The Oracle and the Firm

JUN 13, 2026

Like most of the internet, I've been diving into Fable 5 over the last 24h. And like most of the internet, I've been pretty blown away with the quality.

But as I've been using both Fable and GPT-5.5, I couldn't help but notice there are clear differences in approach which make the two models behave quite differently. And we're seeing two very different training regimes play out.

For any frontier model, accomplishing real work is an exercise in context management. The model needs to solve a problem across a very large number of tokens; some are explored via tool calls, others are the model thinking. Then it needs to produce a result.

To get models to solve harder and harder tasks that run for increasing amounts of time, you need to figure out how to scale that context management.

OpenAI: the oracle

Since roughly ChatGPT 5.3-Codex, I've noticed that the model has improved a lot at dealing with long context windows. It stays coherent even across long-running tasks or /goal implementations, despite having a smaller context window than the corresponding Opus models (~200k vs 1m).

The approach Codex takes is compaction, and there are two naive approaches you can use:

you have a separate (sometimes smaller) model output a new message based upon the trajectory.
- e.g. ask 5.5 to summarize everything in the thread up to 1k tokens
you remove certain categories of calls from the conversation.
- e.g. remove all tool calls, then begin inference

You might even imagine doing this in parallel: compacting up to a certain number of messages in a thread, and then leaving more recent ones in full fidelity.

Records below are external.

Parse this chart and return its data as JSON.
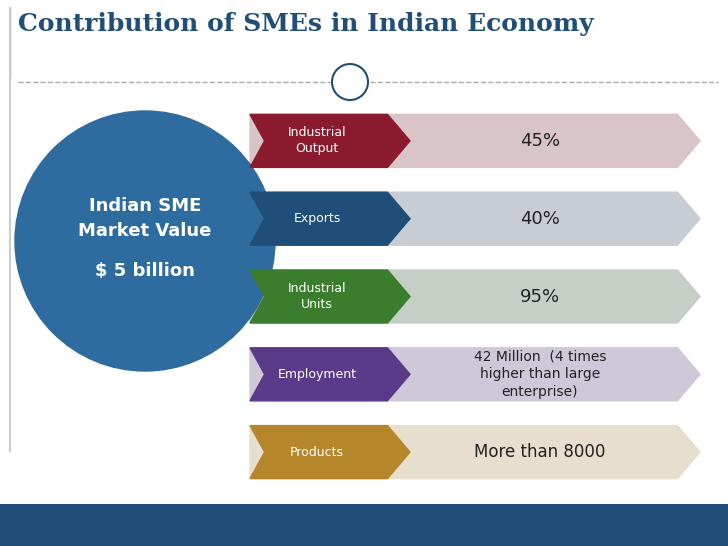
{
  "title": "Contribution of SMEs in Indian Economy",
  "title_fontsize": 18,
  "title_color": "#1f4e79",
  "background_color": "#ffffff",
  "circle_color": "#2e6b9e",
  "bottom_bar_color": "#1f4e79",
  "separator_circle_color": "#1f4e79",
  "rows": [
    {
      "label": "Industrial\nOutput",
      "value": "45%",
      "arrow_color": "#8b1a2f",
      "band_color": "#d9c4c8",
      "value_fontsize": 13
    },
    {
      "label": "Exports",
      "value": "40%",
      "arrow_color": "#1f4e79",
      "band_color": "#c8cdd4",
      "value_fontsize": 13
    },
    {
      "label": "Industrial\nUnits",
      "value": "95%",
      "arrow_color": "#3a7d2c",
      "band_color": "#c5cfc5",
      "value_fontsize": 13
    },
    {
      "label": "Employment",
      "value": "42 Million  (4 times\nhigher than large\nenterprise)",
      "arrow_color": "#5c3a8a",
      "band_color": "#cec8d8",
      "value_fontsize": 10
    },
    {
      "label": "Products",
      "value": "More than 8000",
      "arrow_color": "#b5862a",
      "band_color": "#e8dece",
      "value_fontsize": 12
    }
  ]
}
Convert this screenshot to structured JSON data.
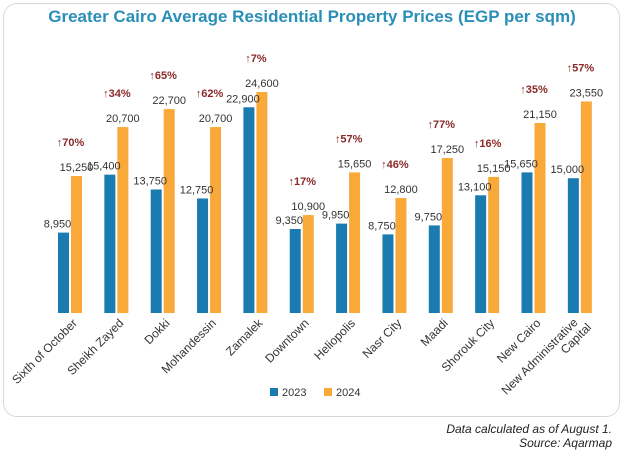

Since earlier this year, Codex has shipped native server-side compaction built into the responses API. When the produced tokens start to overflow the context window, Codex can run a process to compact everything and retain only the relevant information.

Given that the compaction happens server side, it has two nice properties: a) OpenAI can change the implementation easily and at will without affecting clients and b) the API can take advantage of much better K/V caching for long-running threads by routing to the right GPU.

The net result, I think about like an 'Oracle'. Codex typically keeps one long thread going with frequent compactions. You will see sub-agents which execute on clean paths, but it tends to happen less often, unless nudged by the user.

Because the single thread is managing everything related to user responses, it maintains a lot of coherence. Small details which are relevant to the overall trajectory are remembered.

Anthropic: the firm

Compaction is just one way of dealing with context windows. The other approach you could take is splitting context windows across various agents. In this technique, you split the problem into various sub-problems, then have each agent execute on the sub-problem within it's own context window.

Since at least Opus 4.1, I've noticed Claude Code will eagerly take this approach. For any research of the codebase, the model will invoke Explore sub-agents which leverage Haiku to create a quick summary.

And when running Fable 5, it goes nuts.

Spawning a review agent

This is very different approach: sub-agents are now able to do large amounts of work within a context window, and then pass back only the relevant information to the parent agent.

In effect, this looks more like the way human organizations run. Everyone has their set of goals and inputs and outputs. They see some subset of the total information available, and make decisions based upon that. And we all communicate via language. But we don't get to see the hidden state in one another's heads.

Claude models also compact, and it takes advantage of a few of these different approaches. But the compaction is slow and requires users to upgrade the client consistently, so I assume the training regime has leaned more on delegating to sub-agents.

Takeaways

Cost and token efficiency: I suspect that Anthropic models tend to cost more because the sub-agents often end up doing duplicate work. They may be searching similar files because they aren't actively communicating.

from cursor-bench

Perceived speed: Anthropic models will often seem to be "doing more", because the tokens are being produced in parallel vs serial. Many more tokens are produced during that time.

'Forgetting': a friend pointed me to some cases where Anthropic models seem less coherent, or more often tend to misreport facts to the user. I think this is true, and it's easily explained with the message-passing approach taken by sub-agents. If a sub-agent deemed a fact was not worth reporting back to the parent agent, then it will be missing from the context. In this way, the Anthropic models can more easily 'miss' obvious facts, even if it seemed like they at one point had done the research. This can happen with compaction too, but it's less likely, because the model is doing 'less work' to omit or preserve tokens.

In the end state, I expect we will see both approaches combined. Anthropic will improve their compaction (which right now is too lossy), and OpenAI will train for multi-agent setups.